Desafios para melhorar o precário saneamento básico brasileiro
Enviada em 08/04/2021
“No meio do caminho tinha uma pedra, tinha uma pedra no meio do caminho”. O famoso verso da poeta Carlos Drummond de Andrade trata-se de uma metáfora para desafios. Análogo a essa citação, é evidente que há uma pedra no caminho do Brasil: o precário saneamento básico. Dessa forma é valido salientar que essa realidade é fruto tanto da negligência do poder público quanto da urbanização crescente.

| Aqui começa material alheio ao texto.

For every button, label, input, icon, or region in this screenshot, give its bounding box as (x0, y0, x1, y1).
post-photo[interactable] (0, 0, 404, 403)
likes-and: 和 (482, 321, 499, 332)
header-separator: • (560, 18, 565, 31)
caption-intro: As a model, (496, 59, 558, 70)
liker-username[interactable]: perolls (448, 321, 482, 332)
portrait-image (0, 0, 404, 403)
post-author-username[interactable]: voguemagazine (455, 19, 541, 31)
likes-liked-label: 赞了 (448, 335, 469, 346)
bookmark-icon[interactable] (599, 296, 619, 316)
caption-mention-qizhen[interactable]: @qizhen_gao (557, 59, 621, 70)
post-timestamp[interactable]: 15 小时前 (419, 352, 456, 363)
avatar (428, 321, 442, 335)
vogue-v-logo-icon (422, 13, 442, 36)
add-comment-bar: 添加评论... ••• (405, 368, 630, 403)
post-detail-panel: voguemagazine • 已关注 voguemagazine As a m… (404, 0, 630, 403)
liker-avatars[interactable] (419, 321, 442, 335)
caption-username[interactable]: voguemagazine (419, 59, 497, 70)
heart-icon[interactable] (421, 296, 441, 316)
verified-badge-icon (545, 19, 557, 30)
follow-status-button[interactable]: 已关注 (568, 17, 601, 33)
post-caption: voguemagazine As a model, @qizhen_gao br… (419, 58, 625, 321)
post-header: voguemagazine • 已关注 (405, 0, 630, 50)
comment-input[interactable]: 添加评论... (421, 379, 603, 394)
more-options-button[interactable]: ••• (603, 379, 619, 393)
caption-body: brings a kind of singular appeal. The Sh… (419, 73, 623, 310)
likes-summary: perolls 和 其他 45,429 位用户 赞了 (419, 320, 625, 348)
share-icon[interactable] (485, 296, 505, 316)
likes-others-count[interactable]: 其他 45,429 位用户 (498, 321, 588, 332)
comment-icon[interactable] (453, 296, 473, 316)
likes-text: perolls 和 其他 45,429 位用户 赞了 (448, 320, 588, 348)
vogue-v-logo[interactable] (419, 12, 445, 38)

Em primeiro plano, urge analisar a negligência do poder público como fator que corrobora com a precariedade do saneamento básico brasileiro. De acordo com o pacto social, definido pelo contratualista Jhon Rawls, o estado deve garantir os direitos imprescindíveis dos indivíduos. No entanto, o Governo faz-se omisso quando trata-se de saneamento básico, principalmente em locais periféricos, que ficam mais distantes de centros urbanos e não recebem o tratamento que deveriam. Por falta de investimento de verbas, nesses locais é comum ver esgoto ao céu aberto, lixo em locais inapropriados e habitações em áreas irregulares. Como consequência, populações correm risco de pegarem doenças, ambientes inapropriados são poluídos, etc.
Outrossim, é imperativo pontuar a crescente urbanização como agravante da problemática supracitada. Conforme sua obra “a urbanização desigual”, o geógrafo brasileiro Milton Santos demonstra a crescente como fator que impulsiona vários outros problemas dentro da cidade. Como exemplo desses problemas, tem-se o deficitário saneamento básico. Isso ocorre pois a crescente urbanização não foi acompanhada por estruturas e projetos dentro das cidades, o que gerou uma marginalização e exclusão de zonas mais periféricas que acabaram ficando sem acesso a esse recurso.
Convém ressaltar, portanto, que medidas sejam tomadas para a mitigação da problemática. Para tanto, o Ministério da Saúde deve criar um plano nacional de saneamento básico que amplie a coleta de esgosto e o tratamento de água. Isso pode ocorrer, por exemplo, por meio do mapeamento e localização das áreas mais vuneráveis, comunidades carentes e habitações precárias. Além disso, essas comunidades devem eleger representantes que possam realizar a monitoração da efetividade do plano governamental e cobrar dos governantes seus direitos. Nesse sentido, o fito de tais ações é garantir que todos possam ter acesso à água potável e tratamento de esgoto.